Le FN voulait-il faire des "économies" sur le dos du Parlement européen? Des éléments recueillis par les enquêteurs, notamment une lettre du trésorier à Marine Le Pen, et des témoignages à l'AFP jettent le trouble, mais le parti réfute cette hypothèse.
Les enquêteurs planchant sur les soupçons d'emplois fictifs d'assistants parlementaires européens du FN à Strasbourg ont saisi une lettre de Wallerand de Saint Just à Marine Le Pen, dévoilée mercredi par Le Monde et confirmée à l'AFP de source proche du dossier.
La présidente du FN a démenti et affirmé qu'"il y a zéro révélation", assurant sur M6 qu'elle allait porter plainte contre Le Monde, journal dirigé par "M. Pierre Bergé, qui est en même temps un soutien de M. (Emmanuel) Macron".
"De surcroît, tout cela vient d'une violation du secret de l'instruction qui est devenue maintenant systématique. L'instruction se fait dans les journaux", a déploré Marine Le Pen.
"Dans les années à venir et dans tous les cas de figure, nous ne nous en sortirons que si nous faisons des économies importantes grâce au Parlement européen et si nous obtenons des reversements supplémentaires", écrivait l'argentier du parti le 16 juin 2014, juste après le scrutin qui a permis au FN de passer de trois eurodéputés à 24.
Dans un communiqué publié mercredi, M. de Saint Just conteste l'interprétation "risible", une "très grave diffamation", de cette lettre, qu'il date de 2013.
"Les économies que le FN anticipait portaient sur les salariés du FN qui devenus députés français au Parlement européen allaient voir leurs contrats de travail s’interrompre ; les +reversements supplémentaires+ étaient ceux attendus des élus départementaux et régionaux dont le nombre devait augmenter considérablement vu les enquêtes d’opinion", soutient-il.
- '+Marine+ décide de tout' -
Le Parlement européen a lancé des procédures de recouvrement pour six eurodéputés FN, dont Marine Le Pen (340.000 euros), pour un total de 1,1 million d'euros, et saisi la justice française sur les cas d'une vingtaine de leurs assistants.

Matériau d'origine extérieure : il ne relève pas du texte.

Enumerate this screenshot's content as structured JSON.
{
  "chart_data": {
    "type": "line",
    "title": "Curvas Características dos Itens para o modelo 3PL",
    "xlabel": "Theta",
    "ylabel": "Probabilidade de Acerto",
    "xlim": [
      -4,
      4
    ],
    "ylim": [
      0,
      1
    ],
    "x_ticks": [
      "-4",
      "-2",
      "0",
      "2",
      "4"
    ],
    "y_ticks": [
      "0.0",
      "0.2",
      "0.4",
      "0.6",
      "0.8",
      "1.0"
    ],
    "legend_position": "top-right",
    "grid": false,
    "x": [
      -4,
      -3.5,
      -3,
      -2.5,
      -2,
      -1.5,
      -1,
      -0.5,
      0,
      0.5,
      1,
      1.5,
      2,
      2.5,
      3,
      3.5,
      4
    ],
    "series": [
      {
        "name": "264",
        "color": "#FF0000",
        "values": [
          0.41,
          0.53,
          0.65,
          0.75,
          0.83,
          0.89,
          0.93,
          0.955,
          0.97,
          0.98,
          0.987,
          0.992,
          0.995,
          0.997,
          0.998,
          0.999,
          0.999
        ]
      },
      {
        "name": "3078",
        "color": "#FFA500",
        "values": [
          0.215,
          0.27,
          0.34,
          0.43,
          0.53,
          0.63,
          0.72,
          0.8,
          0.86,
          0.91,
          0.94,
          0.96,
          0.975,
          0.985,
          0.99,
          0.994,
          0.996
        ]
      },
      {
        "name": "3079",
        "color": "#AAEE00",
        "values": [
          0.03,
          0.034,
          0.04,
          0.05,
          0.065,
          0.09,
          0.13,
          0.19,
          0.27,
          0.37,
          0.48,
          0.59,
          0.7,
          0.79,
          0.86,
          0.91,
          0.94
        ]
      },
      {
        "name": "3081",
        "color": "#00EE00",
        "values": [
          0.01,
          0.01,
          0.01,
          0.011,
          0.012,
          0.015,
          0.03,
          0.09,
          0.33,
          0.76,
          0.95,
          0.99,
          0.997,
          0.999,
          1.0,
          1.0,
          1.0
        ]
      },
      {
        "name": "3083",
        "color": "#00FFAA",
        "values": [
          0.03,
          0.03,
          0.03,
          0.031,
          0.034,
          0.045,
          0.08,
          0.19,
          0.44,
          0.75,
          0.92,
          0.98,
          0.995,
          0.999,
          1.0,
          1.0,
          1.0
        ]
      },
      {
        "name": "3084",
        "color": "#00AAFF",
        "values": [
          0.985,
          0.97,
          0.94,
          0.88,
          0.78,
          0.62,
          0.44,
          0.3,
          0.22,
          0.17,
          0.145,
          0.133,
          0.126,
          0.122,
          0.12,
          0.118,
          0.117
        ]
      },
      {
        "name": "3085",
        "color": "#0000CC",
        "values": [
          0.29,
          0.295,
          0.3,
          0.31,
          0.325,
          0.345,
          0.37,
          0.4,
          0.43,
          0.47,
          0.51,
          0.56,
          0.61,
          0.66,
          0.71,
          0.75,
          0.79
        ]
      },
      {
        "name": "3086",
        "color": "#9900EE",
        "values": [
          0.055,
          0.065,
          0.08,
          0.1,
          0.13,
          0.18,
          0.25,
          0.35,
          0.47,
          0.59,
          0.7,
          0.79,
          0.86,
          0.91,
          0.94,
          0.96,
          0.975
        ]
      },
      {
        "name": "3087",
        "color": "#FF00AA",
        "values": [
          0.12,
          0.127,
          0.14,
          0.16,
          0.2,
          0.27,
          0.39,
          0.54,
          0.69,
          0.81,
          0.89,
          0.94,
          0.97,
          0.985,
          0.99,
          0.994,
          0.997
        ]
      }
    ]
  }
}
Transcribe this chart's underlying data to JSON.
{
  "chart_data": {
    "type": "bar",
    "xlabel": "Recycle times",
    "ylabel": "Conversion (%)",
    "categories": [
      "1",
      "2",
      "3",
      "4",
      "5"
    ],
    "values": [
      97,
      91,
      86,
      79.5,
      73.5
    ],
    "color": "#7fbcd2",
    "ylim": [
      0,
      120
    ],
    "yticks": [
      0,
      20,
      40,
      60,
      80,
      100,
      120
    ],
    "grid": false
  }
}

Charles Hourcade, un temps recensé comme graphiste au siège du parti à Nanterre, a été mis en examen pour "recel d'abus de confiance", tout comme Catherine Griset, recensée comme chef de cabinet de Marine Le Pen au siège du FN.
Elle-même convoquée en vue d'une possible mise en examen, la candidate à la présidentielle ne veut répondre qu'une fois passées la présidentielle et les législatives.
Aymeric Chauprade, eurodéputé élu en 2014 sur les listes FN mais qui veut désormais "qu'il n'arrive pas au pouvoir", a été entendu plusieurs heures mardi et mercredi par les enquêteurs de l'office anticorruption de la PJ (Oclciff). Il a estimé que les "éléments" qui lui ont été présentés lors de l'audition "laissent penser à l'existence d'un système généralisé de gestion des enveloppes parlementaires", des faits "d'une ampleur considérable" à ses yeux et "touchant le parti à son plus haut niveau".
"C'est la mise en place d'un système d'emplois fictifs", avait-il affirmé à l'AFP, confirmant des déclarations faites à L'Express, Mediapart, Marianne et France 2.
Faut-il y voir, comme le dénonce Mme Le Pen, la vengeance d'un "affabulateur" qui soutient désormais François Fillon? Un frontiste a assuré à l'AFP que M. Chauprade s'était inquiété de cette demande dès l'été 2014, alors qu'il était encore pleinement frontiste.
Charles Van Houtte, ex-assistant parlementaire européen de la présidente du FN, désigné par M. Chauprade comme la cheville ouvrière de ces délégations, confirme qu'il y a "eu une réunion pour voir comment organiser ça concrètement. Mais un tel système", où la direction frontiste embaucherait des assistants en lieu et place des eurodéputés FN, "ça ne me dit rien", conteste-t-il à l'AFP.
Philippe Chevrier, désormais à distance du FN mais encore assistant de l'eurodéputée Marie-Christine Boutonnet, a affirmé au contraire à l'AFP et au Monde que "+Marine+ a nommé une dizaine de secrétaires départementaux dans chaque circonscription européenne comme assistants locaux après les élections. Elle a décidé de ça, elle décide de tout".